When you see Cybill Shepherd on the Barbara Walters Christmas special on Tuesday, don’t expect her to wear the usual ice-queen pastels. The actress, who plays Maddie Hayes on “Moonlighting,” will be wearing a lipstick-red outfit by costume designer Robert Turturice. Cybill will don a Chinese silk-brocade smoking jacket, a gold-metal filigree belt and silk Charmeuse trousers and camisole. And should the camera veer that far, notice the red velvet slippers.

It’s not enough to jog in sneakers that keep track of your running mileage. Now there’s a wristwatch that monitors your pulse. The wristwatch Pulse Monitor by Bodyguard will ping an alarm when you’ve reached the upper limit of your desired heart rate, as well as give notice when your pulse has slowed below the workout range. The $59.95 digital watch, distributed by J. Oglaend Inc. of Mount Kisco, N.Y. (the American subsidiary of the Scandinavian bicycle manufacturer) has attachments to fingertip and earlobe--which would make listening to your body a breeze on the stationary bike but a little more cumbersome on the basketball court.

Revival Time: There’s the old Pasha, Cartier’s solid gold waterproof watch created 52 years ago for the Pasha of Marrakech. Then there’s the new Pasha--described by Cartier as the “big, strong, commanding watch . . . for those few men who live to challenge and prevail.” Obviously, the international jewelry house doesn’t think too many men fit the job description because they’ve only made 700 new Pashas for the entire world. But before you rush out to be the first on your posh block to have a Pasha, be advised the price tags range from $3,750 to $9,900, depending upon choice of band and a few other details. Of course you will get a timepiece that is “unique, magical, persuasive, even passionate, yet with its own sense of classic elegance,” according to the jewelry firm. That roughly translates into an 18-karat gold sports watch that can sink to depths of 330 feet, a cobochon-sapphire stem protected by a fancy retractable sealer cap, a luminous dial with four cardinal numbers and a few options, including a special timing device for serious divers.

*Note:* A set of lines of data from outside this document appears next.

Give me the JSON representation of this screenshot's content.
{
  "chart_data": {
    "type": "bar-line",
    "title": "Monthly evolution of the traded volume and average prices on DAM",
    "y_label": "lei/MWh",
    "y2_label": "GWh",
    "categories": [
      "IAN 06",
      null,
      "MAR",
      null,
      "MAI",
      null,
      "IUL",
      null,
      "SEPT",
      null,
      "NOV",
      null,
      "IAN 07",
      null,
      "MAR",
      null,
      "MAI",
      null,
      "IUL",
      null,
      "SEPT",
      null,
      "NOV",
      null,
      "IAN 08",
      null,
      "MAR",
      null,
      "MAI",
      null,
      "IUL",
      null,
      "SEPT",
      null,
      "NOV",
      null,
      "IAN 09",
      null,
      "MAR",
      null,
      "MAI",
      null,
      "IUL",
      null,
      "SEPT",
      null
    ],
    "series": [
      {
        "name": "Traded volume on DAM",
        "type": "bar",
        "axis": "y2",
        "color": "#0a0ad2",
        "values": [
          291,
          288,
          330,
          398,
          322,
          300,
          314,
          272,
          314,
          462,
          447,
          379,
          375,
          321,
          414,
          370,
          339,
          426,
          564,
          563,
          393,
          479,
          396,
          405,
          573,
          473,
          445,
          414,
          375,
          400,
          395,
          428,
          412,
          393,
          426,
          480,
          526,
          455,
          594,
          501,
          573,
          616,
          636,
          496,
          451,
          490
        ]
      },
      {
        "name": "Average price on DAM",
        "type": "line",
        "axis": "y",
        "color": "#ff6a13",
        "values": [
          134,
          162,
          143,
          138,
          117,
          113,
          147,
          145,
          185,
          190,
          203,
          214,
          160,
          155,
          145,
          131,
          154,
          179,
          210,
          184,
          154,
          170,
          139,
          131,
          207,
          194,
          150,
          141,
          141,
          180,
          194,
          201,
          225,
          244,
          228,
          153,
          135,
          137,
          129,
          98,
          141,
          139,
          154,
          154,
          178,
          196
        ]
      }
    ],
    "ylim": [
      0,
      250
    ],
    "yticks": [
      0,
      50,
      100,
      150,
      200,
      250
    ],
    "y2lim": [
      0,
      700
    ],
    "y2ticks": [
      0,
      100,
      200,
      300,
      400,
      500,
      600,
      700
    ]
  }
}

Now the cosmetics and fragrance industries are banding together to fight AIDS. And they’re asking for help from Hollywood. A steering committee is forming to plan a first benefit, called COS-A.I.D.S., to take place in April in New York. So far the organizing committee consists of Ronn Charles of Parfums Van Cleef & Arpels, Richard Lindstrom, president of the International Cosmetics and Fragrance Distributors, and Michael Paulle, vice president of Synarome Corp. of America, a French fragrance manufacturer. Paulle tells Listen: “We’re looking for support from stars who have done fragrance ads, people like Jane Seymour, Catherine Deneuve, Stefanie Powers, Joan Collins and Linda Evans.”

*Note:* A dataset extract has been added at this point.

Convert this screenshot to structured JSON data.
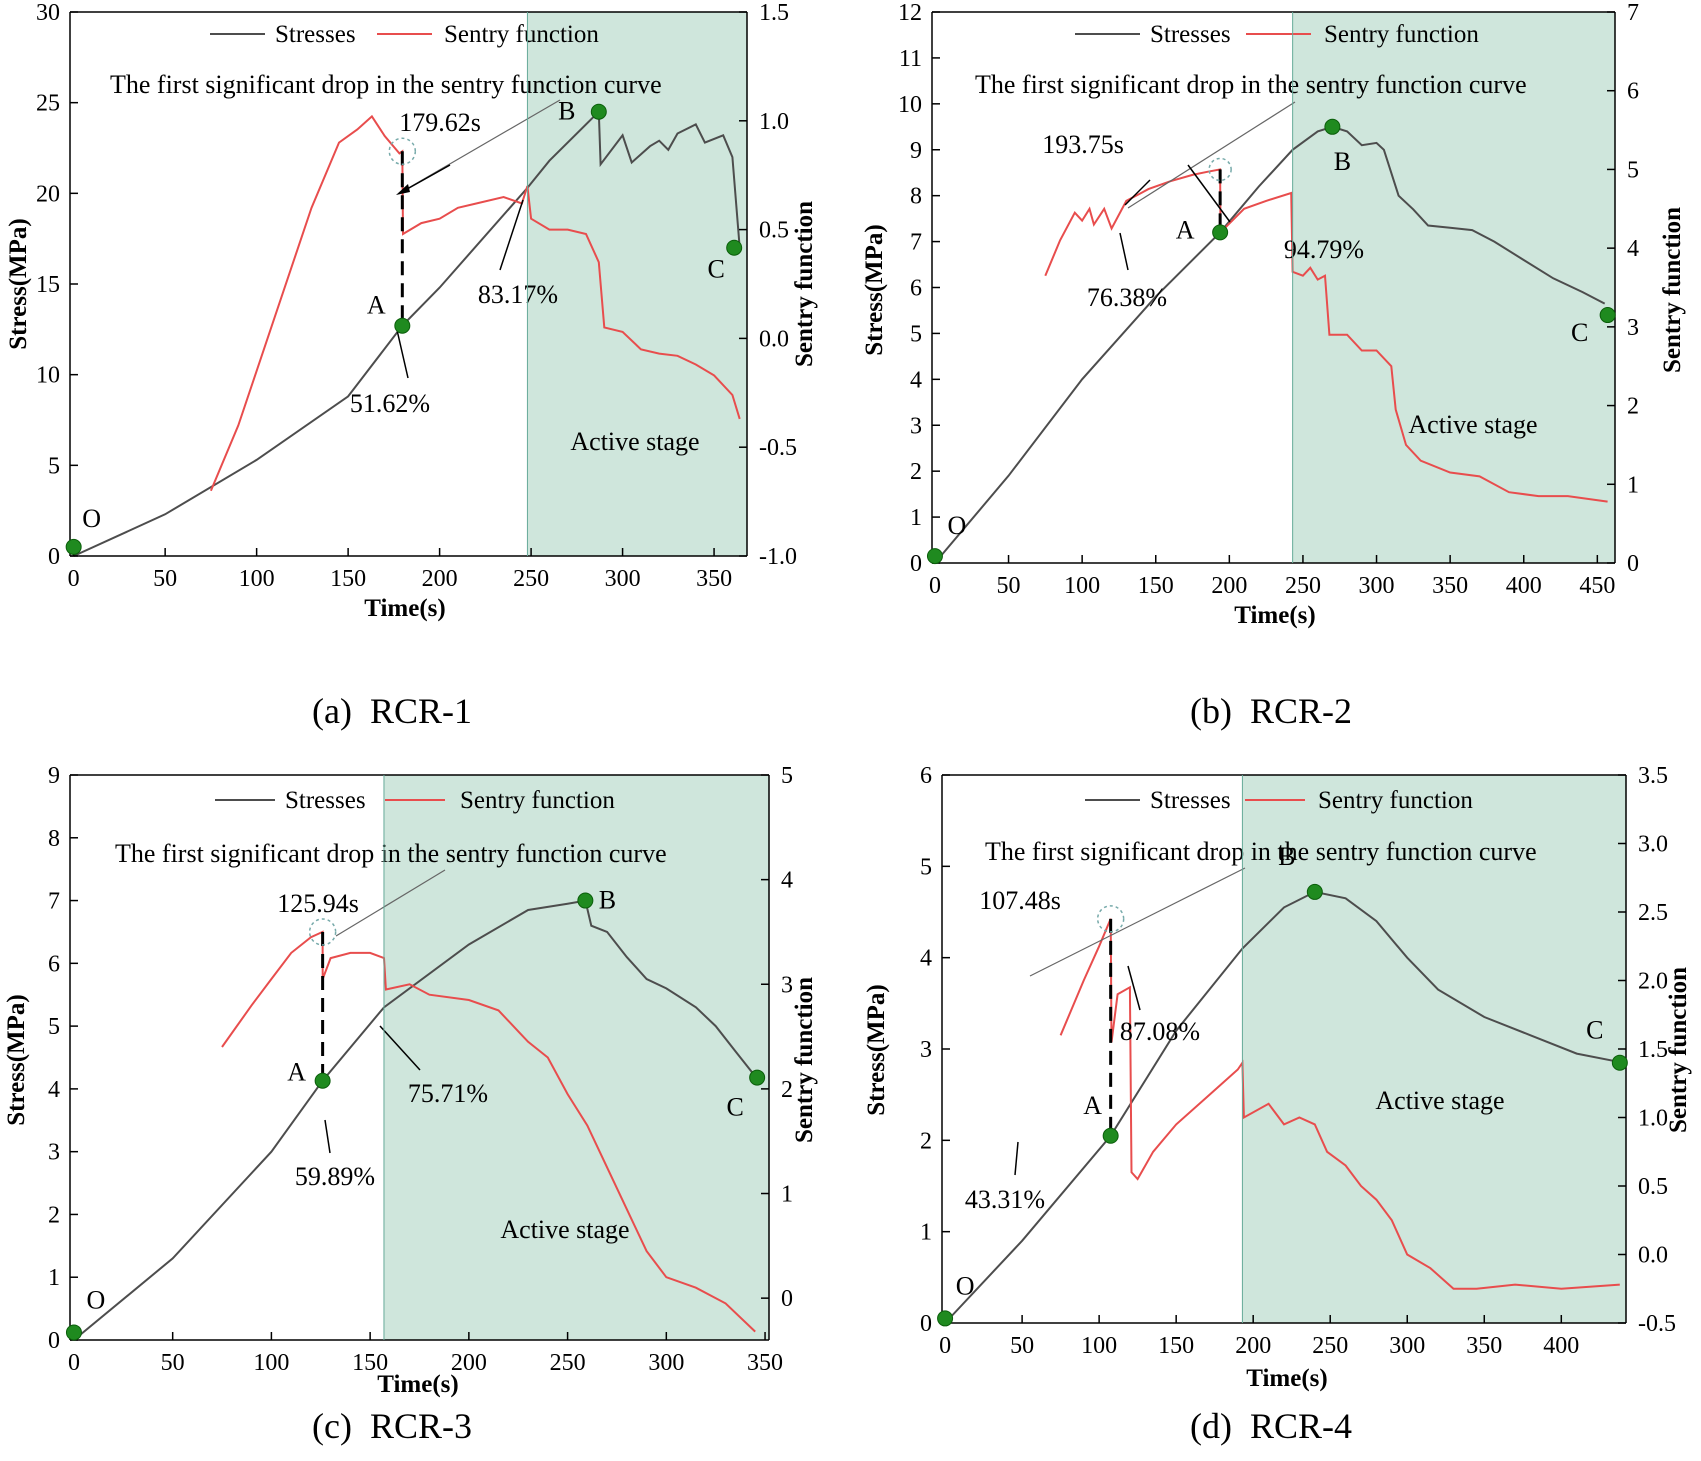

The boot goes on: Coty Award-winning designer Gil Truedsson has been named spokesperson for the Western Boot Council of America and was in town recently to do television interviews a-boot you know what. How did Truedsson get his foot in it this time? “The Western Council heard I was a kind of aficionado on the subject, so they sought me out,” says Truedsson, who keeps one foot in fashion and the other in a horse farm in Connecticut. Truedsson says the council was impressed to learn that he accepted his 1979 Coty Award wearing a pair of black lizard boots below his tux. He has three other pairs in his closet: alligators, African anteaters and a cowhide pair for horsing around.